Zadebiutował w polskim oktagonie w 2014 roku w Szczecinie. Przegrywał w nim z Maciejem Jewtuszką, Arturem Sowińskim, Anzorem Ażyjewem oraz Borysem Mańkowskim. Dopiero w 2019 roku w Ostródzie odniósł zwycięstwo w rewanżu z Maciejem Jewtuszką, a walka w organizacji FEN była jego dotąd ostatnią w naszym kraju.
W poprzednim tygodniu doświadczony Czarnogórzec przegrał z Maxem Dennerem. Brazylijczyk już w pierwszej rundzie, swoim duszeniem, pozbawił świadomości Vaso Bakocevicia. Ten potrzebował kilku chwil na dojście do siebie.
Po walce chwycił za mikrofon
Jeden z najbarwniejszych bałkańskich wojowników postanowił wygłosić krótkie przemówienie po przegranej walce z Brazylijczykiem. Jeżeli będzie konsekwentny w swoim postanowieniu, to nie będzie już nigdy rywalizować w mieszanych sztukach walki.
Nie ma lepszego miejsca na skończenie z tym gó*nem niż Belgrad. Nie jest wstydem przegrać, ale poddać się. Dla mnie to koniec w MMA. Od teraz będę walczyć tylko na gołe pięści. Nic już z tym nie zrobimy - mówił jeszcze w oktagonie Vaso Bakocević.

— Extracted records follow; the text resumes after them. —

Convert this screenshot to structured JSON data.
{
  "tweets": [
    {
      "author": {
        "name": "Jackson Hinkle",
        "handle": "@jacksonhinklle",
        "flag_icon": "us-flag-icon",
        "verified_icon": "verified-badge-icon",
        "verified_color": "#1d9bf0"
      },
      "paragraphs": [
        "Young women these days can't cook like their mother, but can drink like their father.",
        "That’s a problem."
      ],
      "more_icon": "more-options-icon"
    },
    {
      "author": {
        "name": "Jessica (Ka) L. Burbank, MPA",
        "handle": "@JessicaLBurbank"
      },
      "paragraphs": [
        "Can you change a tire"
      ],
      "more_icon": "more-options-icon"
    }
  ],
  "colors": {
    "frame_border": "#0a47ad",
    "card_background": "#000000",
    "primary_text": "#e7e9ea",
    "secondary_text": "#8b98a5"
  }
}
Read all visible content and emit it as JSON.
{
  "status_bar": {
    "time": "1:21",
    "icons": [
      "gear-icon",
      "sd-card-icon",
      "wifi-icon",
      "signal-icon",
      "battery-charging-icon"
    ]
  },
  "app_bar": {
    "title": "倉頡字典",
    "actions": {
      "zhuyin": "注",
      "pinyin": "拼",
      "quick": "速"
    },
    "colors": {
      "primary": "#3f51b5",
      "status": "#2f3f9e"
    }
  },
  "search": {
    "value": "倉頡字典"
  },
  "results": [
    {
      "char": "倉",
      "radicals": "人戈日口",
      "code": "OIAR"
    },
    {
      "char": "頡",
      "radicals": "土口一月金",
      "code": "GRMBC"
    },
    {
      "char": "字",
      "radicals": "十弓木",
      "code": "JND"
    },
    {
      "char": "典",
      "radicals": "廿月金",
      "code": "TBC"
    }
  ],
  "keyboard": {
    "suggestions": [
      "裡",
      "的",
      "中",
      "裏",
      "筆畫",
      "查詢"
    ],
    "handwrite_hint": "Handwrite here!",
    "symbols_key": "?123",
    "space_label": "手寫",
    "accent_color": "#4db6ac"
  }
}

Zaskoczenie było spore, ponieważ wcześniej Czarnogórzec nie sugerował możliwości pożegnania się z zawodowym MMA. 33-letni zawodnik stoczył w tej formule 66 walk, w których odniósł 42 zwycięstwa i poniósł 23 porażki. Jedna z jego konfrontacji w oktagonie zakończyła się remisem.